The terms the students are using to describe the Charlotte they envision are:

Connected – “A connected city is characterized by physical and digital interactions.”

Lively – “A lively city consists of streetlife, transparency, movement, sound, color, and visual busyness.”

Radically inclusive – “A welcoming city is home to a synergy of cultures that gives the spice of life and variety to the everyday.”

Urgently innovative – “The innovative city is unafraid of radical change; tackling contemporary issues with urgency.”

Ecocentric – “An ecocentric city cares for the well-being of the environment and the people who live in it.”

Healthy – “A healthy city cares about the well-being if its citizens, ensuring the use of clean resources and practices.” 

Shared – “We value creative cooperation, and fully support the sharing economy.”

Unique – “A unique city is distinguished by its iconic architecture, history, geography, and vibrant local culture.” 

Census data for 2015 showed Charlotte net in-migration of Millennials topped the nation.
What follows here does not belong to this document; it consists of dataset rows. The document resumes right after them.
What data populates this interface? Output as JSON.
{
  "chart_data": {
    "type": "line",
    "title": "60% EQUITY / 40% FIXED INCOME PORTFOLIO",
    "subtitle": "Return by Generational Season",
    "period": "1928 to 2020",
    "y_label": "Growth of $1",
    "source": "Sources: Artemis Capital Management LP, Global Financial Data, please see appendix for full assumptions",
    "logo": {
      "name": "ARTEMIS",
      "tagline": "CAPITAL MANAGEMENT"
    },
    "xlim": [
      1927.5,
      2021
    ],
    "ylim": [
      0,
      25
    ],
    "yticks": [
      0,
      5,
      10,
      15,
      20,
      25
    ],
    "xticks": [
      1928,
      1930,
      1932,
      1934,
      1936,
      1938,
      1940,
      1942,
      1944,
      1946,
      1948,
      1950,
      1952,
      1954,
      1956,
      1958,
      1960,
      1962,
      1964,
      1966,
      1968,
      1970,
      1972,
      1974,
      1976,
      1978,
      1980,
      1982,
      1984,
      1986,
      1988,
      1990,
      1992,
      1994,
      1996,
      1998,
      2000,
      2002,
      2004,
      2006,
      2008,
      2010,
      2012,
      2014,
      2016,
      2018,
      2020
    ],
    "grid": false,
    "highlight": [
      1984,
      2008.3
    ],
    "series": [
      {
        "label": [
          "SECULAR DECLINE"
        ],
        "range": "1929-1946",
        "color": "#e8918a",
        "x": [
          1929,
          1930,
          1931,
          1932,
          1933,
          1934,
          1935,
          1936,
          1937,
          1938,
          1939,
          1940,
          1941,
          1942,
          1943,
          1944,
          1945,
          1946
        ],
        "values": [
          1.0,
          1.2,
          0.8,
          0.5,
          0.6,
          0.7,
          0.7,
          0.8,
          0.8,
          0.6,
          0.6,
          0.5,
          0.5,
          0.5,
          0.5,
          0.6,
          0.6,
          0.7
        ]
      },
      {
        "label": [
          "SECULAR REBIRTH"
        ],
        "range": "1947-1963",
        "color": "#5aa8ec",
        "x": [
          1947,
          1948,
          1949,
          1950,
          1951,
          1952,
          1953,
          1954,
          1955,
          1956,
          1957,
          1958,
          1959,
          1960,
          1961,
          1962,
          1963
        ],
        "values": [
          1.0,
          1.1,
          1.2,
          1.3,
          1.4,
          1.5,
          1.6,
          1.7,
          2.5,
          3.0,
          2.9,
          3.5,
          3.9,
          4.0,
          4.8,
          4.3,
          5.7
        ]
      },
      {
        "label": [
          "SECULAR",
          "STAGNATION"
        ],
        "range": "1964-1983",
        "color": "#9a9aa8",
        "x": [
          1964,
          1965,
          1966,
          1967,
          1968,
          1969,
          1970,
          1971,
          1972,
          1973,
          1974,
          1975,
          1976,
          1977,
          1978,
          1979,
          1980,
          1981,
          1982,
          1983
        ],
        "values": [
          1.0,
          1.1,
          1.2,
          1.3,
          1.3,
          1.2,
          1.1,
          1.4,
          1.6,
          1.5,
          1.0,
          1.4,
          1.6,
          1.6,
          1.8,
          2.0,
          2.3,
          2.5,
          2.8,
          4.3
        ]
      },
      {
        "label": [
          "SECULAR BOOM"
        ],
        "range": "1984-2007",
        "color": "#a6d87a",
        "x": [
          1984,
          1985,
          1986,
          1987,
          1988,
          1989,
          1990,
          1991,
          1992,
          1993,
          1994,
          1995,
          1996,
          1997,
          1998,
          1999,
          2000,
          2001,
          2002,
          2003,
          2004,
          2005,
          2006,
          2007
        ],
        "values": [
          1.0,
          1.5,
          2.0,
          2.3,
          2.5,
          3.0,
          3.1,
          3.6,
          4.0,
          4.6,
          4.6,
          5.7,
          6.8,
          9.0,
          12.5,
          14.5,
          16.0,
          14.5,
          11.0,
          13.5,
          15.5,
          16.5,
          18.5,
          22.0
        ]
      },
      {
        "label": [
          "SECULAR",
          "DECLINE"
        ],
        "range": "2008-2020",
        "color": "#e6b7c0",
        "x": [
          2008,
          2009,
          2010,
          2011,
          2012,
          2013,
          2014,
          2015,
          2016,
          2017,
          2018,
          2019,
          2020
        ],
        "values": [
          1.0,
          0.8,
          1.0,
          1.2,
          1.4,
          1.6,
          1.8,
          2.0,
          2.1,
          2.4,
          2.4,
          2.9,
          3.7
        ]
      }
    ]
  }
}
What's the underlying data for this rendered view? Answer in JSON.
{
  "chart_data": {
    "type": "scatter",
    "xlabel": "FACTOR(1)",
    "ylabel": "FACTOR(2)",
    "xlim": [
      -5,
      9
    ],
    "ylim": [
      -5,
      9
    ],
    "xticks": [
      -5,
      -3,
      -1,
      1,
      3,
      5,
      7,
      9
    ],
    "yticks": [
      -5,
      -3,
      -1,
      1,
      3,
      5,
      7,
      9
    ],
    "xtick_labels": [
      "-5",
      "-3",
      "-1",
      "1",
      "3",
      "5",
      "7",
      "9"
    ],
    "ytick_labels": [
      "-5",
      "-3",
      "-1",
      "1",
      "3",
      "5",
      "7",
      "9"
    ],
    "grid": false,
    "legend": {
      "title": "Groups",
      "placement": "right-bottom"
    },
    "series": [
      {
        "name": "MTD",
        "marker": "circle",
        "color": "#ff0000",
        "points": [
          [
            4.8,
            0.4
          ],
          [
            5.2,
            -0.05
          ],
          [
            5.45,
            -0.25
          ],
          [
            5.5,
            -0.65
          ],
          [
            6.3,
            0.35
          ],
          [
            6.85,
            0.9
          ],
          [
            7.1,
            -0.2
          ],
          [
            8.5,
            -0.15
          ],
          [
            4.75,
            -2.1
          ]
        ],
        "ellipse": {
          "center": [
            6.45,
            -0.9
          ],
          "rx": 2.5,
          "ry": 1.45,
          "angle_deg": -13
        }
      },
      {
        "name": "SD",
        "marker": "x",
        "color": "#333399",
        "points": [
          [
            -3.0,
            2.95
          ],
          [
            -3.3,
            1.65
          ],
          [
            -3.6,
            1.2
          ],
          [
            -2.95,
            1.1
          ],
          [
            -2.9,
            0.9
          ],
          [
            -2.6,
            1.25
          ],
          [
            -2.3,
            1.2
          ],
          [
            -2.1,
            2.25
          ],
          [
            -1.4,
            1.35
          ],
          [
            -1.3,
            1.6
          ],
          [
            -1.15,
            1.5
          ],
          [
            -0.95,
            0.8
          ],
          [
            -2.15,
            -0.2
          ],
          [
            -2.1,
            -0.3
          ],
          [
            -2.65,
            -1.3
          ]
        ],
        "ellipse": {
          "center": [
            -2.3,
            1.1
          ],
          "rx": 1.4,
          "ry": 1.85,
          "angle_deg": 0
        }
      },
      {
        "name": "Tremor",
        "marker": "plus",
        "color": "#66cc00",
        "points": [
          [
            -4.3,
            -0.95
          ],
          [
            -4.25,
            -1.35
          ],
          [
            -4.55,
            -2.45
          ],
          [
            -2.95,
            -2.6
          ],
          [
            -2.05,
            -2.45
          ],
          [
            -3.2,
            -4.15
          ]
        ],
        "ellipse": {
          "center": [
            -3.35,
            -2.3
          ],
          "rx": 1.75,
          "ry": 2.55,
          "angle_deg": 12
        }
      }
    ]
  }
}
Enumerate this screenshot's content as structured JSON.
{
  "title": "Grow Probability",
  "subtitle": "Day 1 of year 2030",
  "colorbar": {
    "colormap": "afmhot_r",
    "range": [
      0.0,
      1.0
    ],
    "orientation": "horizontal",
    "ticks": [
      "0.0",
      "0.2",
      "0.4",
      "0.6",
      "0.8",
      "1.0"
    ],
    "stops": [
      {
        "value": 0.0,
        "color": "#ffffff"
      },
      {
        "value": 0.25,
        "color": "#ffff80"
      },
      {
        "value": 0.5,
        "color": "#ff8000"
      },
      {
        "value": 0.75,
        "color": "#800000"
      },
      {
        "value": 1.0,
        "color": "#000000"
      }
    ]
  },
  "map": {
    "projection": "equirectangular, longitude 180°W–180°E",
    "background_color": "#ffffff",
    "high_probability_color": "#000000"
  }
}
Image courtesy UNC Charlotte College of Arts + Architecture 

Some of the ideas the students have discussed adding to their plan:

  • Urge the city to draw up a music master plan, to encourage live music and protect music venues.
  • Encourage a 1 percent for pedestrian environment provision, akin to the current 1-percent-for-public-art ordinances that dedicate 1 percent of the total cost of city and county government building projects to public art.

At semester’s end, in May, the students will hold their final presentation with a jury of expert planners and architects, and then they’re scheduled to present their findings to the Charlotte-Mecklenburg Planning Commission at its May 7 monthly work session. Later this summer the final plan will be coming out, with the history section, a look at the city’s characteristics, 30 design ideas, before-and-after sketches and a discussion of how the engagement process was carried out.

Not coincidentally, their professor is the current chair of the Charlotte-Mecklenburg Planning Commission, Deb Ryan. Ryan last week wrote to Charlotte City Council members and the mayor urging the city – currently working to rewrite the city’s zoning and other land-use related ordinances – to pause that process and develop a comprehensive plan.

Ryan said she doesn’t know whether any of the students’ ideas will make their way into any official city plans. “As in all our work,” she said, “we drop pebbles and make ripples, hoping they reach and influence decision-makers.”